Last month, the National Park Service was granted a five-month extension of the Merced River Plan by a federal court. This is the third attempt to finalize the Merced River Plan for Yosemite National Park since the flood of 1997, which heavily damaged facilities and structures in Yosemite Valley.
The two previous versions of the plan, released in 2000 and 2005, were rejected in federal court under provisions of the National Wild and Scenic Rivers Act. The designation of "wild and scenic" requires that the park service prepare a comprehensive management plan for the 81 mile river corridor that flows through Yosemite National Park.
The settlement agreement of 2009 was reached between the park service and the co-plaintiffs, Friends of Yosemite Valley and Mariposans for the Environment and Responsible Government. The court ruled that the user-capacity issue, the chief concern of the plaintiffs, was inadequate.
The $235 million river management plan calls for the restoration of 203 acres of meadow and riparian habitat in Yosemite Valley. It would also add 174 campsites, increase parking by 5 percent and improve traffic circulation patterns. In addition, it would set a cap of about 19,900 peak visitors per day, which is an infrequent occurrence, for the seven square miles of eastern Yosemite Valley.
However, in light of opposition by Rep. Tom McClintock, R-Elk Grove, over the closure or relocation of some amenities within the river corridor in Yosemite Valley, the Merced River Plan was diverted to Washington, D.C., last month to go before a House subcommittee.
In addition to McClintock, whose district includes Yosemite, two other California congressmen testified at the hearing. They were Rep. Jim Costa, D-Fresno, and Rep. John Garamendi, D-Walnut Grove.
National Park Service Director Jonathan Jarvis testified that the park service held more than "60 public meetings and received 30,000 written comments" on the Merced River Plan. He also reported that about two-thirds of the written comments support the plan.
Jarvis summarized the plan by saying, "The alternatives included in this new draft of the Merced River Plan bring forward the best science and stewardship to set management direction for the river corridor for the next 20 to 30 years."
Costa praised the park service director and the park superintendent: "The Yosemite team should be commended for trying to navigate this path and thread the needle because that's what we're doing."
Garamendi testified in strong support of the plan. "This effort, nearly completed, should be pushed forward.
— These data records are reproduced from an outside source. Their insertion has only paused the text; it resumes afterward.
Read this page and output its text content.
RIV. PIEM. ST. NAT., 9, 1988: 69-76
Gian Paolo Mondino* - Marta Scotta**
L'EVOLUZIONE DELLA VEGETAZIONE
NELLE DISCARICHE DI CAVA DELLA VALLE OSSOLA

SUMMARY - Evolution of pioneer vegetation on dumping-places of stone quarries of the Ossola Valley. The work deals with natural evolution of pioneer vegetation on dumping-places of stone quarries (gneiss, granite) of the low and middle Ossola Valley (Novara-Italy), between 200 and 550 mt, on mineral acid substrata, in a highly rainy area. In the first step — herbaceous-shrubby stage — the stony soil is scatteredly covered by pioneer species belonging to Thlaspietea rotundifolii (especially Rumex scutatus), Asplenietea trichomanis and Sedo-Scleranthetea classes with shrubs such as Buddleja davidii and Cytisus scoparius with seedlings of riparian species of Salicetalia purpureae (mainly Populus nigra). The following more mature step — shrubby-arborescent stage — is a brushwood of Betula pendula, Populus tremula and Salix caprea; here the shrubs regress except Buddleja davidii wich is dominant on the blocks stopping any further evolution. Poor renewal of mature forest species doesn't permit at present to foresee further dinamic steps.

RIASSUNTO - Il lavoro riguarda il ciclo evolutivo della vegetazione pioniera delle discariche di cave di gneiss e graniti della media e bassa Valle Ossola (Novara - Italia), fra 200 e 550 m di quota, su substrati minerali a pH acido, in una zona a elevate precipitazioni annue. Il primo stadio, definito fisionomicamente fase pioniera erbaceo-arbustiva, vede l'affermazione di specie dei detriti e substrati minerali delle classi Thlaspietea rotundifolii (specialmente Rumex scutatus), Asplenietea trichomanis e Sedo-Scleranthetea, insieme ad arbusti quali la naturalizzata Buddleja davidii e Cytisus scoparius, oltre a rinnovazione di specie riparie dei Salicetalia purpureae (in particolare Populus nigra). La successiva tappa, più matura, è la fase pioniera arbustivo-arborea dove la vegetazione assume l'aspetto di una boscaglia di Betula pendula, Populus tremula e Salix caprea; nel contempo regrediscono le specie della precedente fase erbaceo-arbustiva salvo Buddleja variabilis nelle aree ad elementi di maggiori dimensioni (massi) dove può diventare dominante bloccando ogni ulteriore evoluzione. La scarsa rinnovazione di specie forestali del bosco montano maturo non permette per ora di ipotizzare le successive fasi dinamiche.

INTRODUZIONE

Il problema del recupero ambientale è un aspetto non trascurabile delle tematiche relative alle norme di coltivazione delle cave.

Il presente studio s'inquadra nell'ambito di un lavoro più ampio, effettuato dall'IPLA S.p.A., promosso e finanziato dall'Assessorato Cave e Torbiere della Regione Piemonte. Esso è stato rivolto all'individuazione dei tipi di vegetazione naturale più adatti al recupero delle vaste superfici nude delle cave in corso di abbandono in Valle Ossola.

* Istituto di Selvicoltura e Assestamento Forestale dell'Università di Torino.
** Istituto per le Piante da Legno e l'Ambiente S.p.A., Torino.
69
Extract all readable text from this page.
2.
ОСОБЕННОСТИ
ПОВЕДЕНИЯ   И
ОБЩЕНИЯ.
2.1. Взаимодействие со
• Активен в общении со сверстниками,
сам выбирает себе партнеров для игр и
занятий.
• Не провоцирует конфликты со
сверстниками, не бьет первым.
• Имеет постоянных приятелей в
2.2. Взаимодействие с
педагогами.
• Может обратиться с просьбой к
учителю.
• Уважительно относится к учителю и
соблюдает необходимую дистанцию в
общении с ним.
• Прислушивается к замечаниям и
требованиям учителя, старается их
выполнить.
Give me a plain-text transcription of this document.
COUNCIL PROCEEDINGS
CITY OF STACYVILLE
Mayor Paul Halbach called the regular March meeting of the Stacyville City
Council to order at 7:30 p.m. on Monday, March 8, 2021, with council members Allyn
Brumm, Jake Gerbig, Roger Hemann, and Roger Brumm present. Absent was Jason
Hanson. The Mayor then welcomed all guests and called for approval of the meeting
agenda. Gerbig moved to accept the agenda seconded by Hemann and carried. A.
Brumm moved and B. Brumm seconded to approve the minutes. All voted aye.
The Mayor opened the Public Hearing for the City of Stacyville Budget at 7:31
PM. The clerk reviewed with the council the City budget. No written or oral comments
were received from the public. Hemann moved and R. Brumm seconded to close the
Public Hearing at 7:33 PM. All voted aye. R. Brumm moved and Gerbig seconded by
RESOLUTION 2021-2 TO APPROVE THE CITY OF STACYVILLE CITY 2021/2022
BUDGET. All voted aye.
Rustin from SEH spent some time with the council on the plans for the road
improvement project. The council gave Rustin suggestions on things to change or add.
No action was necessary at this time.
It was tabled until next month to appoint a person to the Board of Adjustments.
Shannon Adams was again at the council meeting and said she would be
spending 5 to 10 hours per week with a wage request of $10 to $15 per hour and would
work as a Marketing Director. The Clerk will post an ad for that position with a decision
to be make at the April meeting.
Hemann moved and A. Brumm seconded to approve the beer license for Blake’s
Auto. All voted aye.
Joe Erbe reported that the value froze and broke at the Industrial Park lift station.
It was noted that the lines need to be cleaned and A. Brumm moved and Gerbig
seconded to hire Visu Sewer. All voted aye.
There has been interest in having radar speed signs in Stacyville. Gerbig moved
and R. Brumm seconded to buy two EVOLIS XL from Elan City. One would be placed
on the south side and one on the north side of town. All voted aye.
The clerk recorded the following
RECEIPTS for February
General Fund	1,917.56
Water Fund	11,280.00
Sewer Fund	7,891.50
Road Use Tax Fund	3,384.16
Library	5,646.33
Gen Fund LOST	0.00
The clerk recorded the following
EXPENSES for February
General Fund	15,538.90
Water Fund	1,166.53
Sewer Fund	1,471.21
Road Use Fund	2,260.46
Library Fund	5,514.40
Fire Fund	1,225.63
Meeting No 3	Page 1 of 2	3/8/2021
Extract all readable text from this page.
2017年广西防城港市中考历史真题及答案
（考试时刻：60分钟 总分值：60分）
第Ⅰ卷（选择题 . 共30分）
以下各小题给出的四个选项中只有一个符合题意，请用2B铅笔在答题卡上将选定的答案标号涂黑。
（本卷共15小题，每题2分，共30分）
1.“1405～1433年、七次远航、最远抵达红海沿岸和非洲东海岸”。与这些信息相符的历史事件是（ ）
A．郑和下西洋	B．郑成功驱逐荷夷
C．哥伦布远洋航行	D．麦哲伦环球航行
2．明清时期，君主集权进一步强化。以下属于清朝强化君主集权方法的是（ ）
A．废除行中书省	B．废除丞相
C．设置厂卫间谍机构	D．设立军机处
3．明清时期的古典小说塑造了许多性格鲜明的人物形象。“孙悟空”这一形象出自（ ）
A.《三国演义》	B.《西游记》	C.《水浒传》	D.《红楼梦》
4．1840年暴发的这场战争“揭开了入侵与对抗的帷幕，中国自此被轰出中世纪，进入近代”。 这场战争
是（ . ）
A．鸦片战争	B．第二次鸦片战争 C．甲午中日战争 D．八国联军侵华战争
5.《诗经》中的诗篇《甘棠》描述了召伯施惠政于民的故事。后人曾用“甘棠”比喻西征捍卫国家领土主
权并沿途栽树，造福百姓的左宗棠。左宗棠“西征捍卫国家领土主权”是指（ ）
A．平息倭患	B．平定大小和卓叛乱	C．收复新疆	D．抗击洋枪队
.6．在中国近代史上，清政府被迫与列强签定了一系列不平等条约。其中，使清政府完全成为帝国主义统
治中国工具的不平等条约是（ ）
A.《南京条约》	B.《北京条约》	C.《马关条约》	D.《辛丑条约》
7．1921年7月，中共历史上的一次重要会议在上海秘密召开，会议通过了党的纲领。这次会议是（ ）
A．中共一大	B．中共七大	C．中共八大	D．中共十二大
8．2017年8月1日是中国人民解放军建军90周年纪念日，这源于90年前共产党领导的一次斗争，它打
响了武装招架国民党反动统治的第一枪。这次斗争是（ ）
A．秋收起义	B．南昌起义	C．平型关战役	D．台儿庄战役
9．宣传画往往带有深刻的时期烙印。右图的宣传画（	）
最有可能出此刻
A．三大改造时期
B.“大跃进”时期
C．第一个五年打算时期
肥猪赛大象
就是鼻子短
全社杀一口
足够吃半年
There are some issues that remain and I believe they can be worked out."
McClintock assessed the plan by saying, "The park service said this is necessary to comply with a settlement agreement reached with the most radical and nihilistic fringe of the environmental left."
Bob Asquith, a frequent park visitor and resident of the Yosemite gateway community of Groveland, testified in support of the plan saying, "There's a lot being made of relatively small issues. I believe the park service has done a remarkable job navigating through these competing laws and issues."
I asked Greg Adair from Friends of Yosemite Valley if he's optimistic that the final draft, now scheduled for a December release, will be supported by his group. He responded, "Optimism requires that we see movement in the right direction and we haven't seen that yet."
I asked John Brady, from Mariposans for Environmentally Responsible Government, how he felt about the quote cited from McClintock's testimony. He responded, "I'm a conservative registered Republican who supports most tea party causes, and I don't appreciate the name-calling." Brady added, "There has to be some constraints on the commercial activities that adversely impact the natural resources in the park."
Finally, I asked Yosemite Planning Chief Kathleen Morse about the no-action alternative discussed by McClintock with members of the panel who were critical of the plan. She said, "The no-action alternative would not be a viable action because it would not be in compliance with the Wild and Scenic Rivers Act."
It's unfortunate, but not surprising, that instead of showing a desire to work with the park service to resolve the few remaining issues, McClintock has chosen to be a vocal critic of the plan.
I believe that after 16 years since the disastrous flood of 1997, this plan is our best chance to restore, protect and preserve one of our nation's greatest natural treasures for future generations. It represents a golden opportunity to set the standard for balancing the preservation of a "wild and scenic" river with the public's desire to enjoy its awe-inspiring surroundings.
Marc Boyd is a freelance writer, educator, property manager and former 2012 Democratic candidate for Assembly in District 5. He lives in Arnold.